Timothy John Page was born on May 25, 1944, in Royal Tunbridge Wells, Kent, England, the son of a British sailor killed in World War II. He was adopted and did not know his mother where he was born. His birth name was John Spencer Russell.
At the age of 17 he left England in search of adventure and left a note: I don’t know how long it will go. “
He added instructions to pay the fine for the motorcycle accident, and concluded, “As I regularly write, you will not understand why you are leaving, but you will not contact the authorities.” rice field.
He traveled far beyond Europe to the Middle East, India and Nepal, ending his journey in Laos, where the Indochina War had just begun.
He found freelance work at United Press International, working with photographs of the failed coup attempt in Laos in 1965. He spent most of the next five years covering the Vietnam War, primarily for Time & Life magazine, UPI, and Paris Match. and Associated Press.

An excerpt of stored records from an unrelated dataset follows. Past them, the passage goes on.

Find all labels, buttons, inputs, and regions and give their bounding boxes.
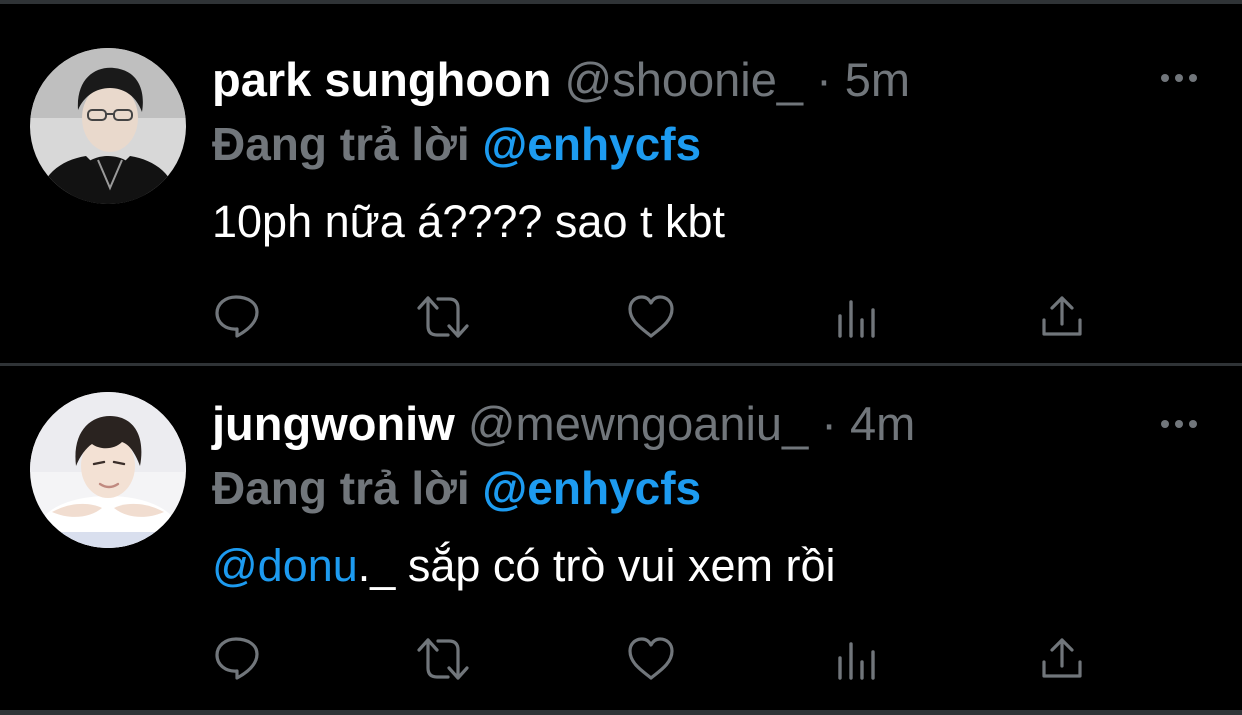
- replying-to-mention[interactable]: @enhycfs: [482, 462, 701, 514]
- top-divider: [0, 0, 1242, 4]
- replying-to-mention[interactable]: @enhycfs: [482, 118, 701, 170]
- heart-icon: [628, 295, 674, 338]
- timestamp[interactable]: 5m: [845, 53, 910, 106]
- replying-to-label: Đang trả lời: [212, 118, 470, 170]
- retweet-icon: [417, 296, 469, 338]
- avatar-photo: [30, 48, 186, 204]
- user-handle[interactable]: @shoonie_: [565, 53, 804, 106]
- reply-icon: [215, 637, 259, 680]
- tweet-header: jungwoniw @mewngoaniu_ · 4m: [212, 396, 915, 452]
- more-options-icon: [1161, 420, 1197, 428]
- more-options-icon: [1161, 74, 1197, 82]
- reply-button[interactable]: [212, 292, 262, 342]
- retweet-button[interactable]: [416, 292, 469, 342]
- more-options-button[interactable]: [1158, 66, 1200, 90]
- replying-to-label: Đang trả lời: [212, 462, 470, 514]
- retweet-button[interactable]: [416, 634, 469, 684]
- views-button[interactable]: [834, 292, 884, 342]
- body-mention[interactable]: @donu: [212, 540, 358, 591]
- tweet-actions: [0, 634, 1242, 684]
- heart-icon: [628, 637, 674, 680]
- tweet-text: @donu._ sắp có trò vui xem rồi: [212, 538, 835, 594]
- tweet-actions: [0, 292, 1242, 342]
- tweet[interactable]: park sunghoon @shoonie_ · 5m Đang trả lờ…: [0, 8, 1242, 352]
- more-options-button[interactable]: [1158, 412, 1200, 436]
- avatar-photo: [30, 392, 186, 548]
- bottom-divider: [0, 710, 1242, 715]
- tweet[interactable]: jungwoniw @mewngoaniu_ · 4m Đang trả lời…: [0, 370, 1242, 714]
- share-icon: [1042, 638, 1082, 678]
- body-text: ._ sắp có trò vui xem rồi: [357, 540, 836, 591]
- like-button[interactable]: [626, 634, 676, 684]
- replying-to: Đang trả lời @enhycfs: [212, 116, 701, 172]
- share-button[interactable]: [1038, 292, 1088, 342]
- retweet-icon: [417, 638, 469, 680]
- analytics-icon: [838, 300, 875, 338]
- separator-dot: ·: [816, 53, 832, 106]
- avatar[interactable]: [30, 48, 186, 204]
- reply-button[interactable]: [212, 634, 262, 684]
- replying-to: Đang trả lời @enhycfs: [212, 460, 701, 516]
- tweet-text: 10ph nữa á???? sao t kbt: [212, 196, 726, 247]
- tweet-divider: [0, 363, 1242, 366]
- analytics-icon: [838, 642, 875, 680]
- avatar[interactable]: [30, 392, 186, 548]
- user-handle[interactable]: @mewngoaniu_: [468, 397, 808, 450]
- share-button[interactable]: [1038, 634, 1088, 684]
- reply-icon: [215, 295, 259, 338]
- share-icon: [1042, 296, 1082, 336]
- views-button[interactable]: [834, 634, 884, 684]
- like-button[interactable]: [626, 292, 676, 342]
- display-name[interactable]: park sunghoon: [212, 53, 551, 106]
- tweet-header: park sunghoon @shoonie_ · 5m: [212, 52, 910, 108]
- timestamp[interactable]: 4m: [850, 397, 915, 450]
- display-name[interactable]: jungwoniw: [212, 397, 455, 450]
- separator-dot: ·: [821, 397, 837, 450]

His photography was notable for its raw drama and closeness to the dangers that were the product of the risks he took to immerse himself in combat.
“Perhaps Paige’s most striking photograph is that of GI,” wrote William Shawcross in the preface to Tim Page’s Nam (1983). “Poor whites and blacks have been plucked from the island of ignorance and innocence in America and thrown, without understanding or preparation, into a world so alien and terrifying.”
Page took a break and traveled to the Middle East to cover the 1967 Arab-Israeli War.
In December of that year, he was arrested along with Jim Morrison of The Doors for disturbing the peace during a brawl at a concert in New Haven, Connecticut. in an essay. “The police grabbed me and started beating me.” He spent one night in jail.
In the 1970s, he worked as a “gonzo photographer”, traveling and documenting the drug-ridden world of rock, hippies, and Vietnam veterans, primarily for music magazines such as Crawdaddy and Rolling Stone. Did.
After the war, he returned to Vietnam regularly to photograph missions, hold photography workshops, and photograph the victims of Agent Orange, a carcinogenic defoliant sprayed by the U.S. military to clear the jungle. did.
In 2009, I spent five months in Afghanistan as a UN Photographic Peace Ambassador.
He also covered turmoil in East Timor and the Solomon Islands, eventually settling near Brisbane, Australia, where he was an adjunct professor at Griffith University.
In addition to Ms. Harris, she has a surviving son, Kit, from a previous relationship with Claire Clifford.
Page was working on two more books and a photo archive when he was diagnosed with cancer in May.
After escaping death many times, he realized that there was no cure for inoperable cancer.
“Yeah, you know, we’ve always bounced to the other side, but I don’t think it’s going to be this time,” he said over the phone from Australia shortly after his diagnosis. I hope it’s painless.”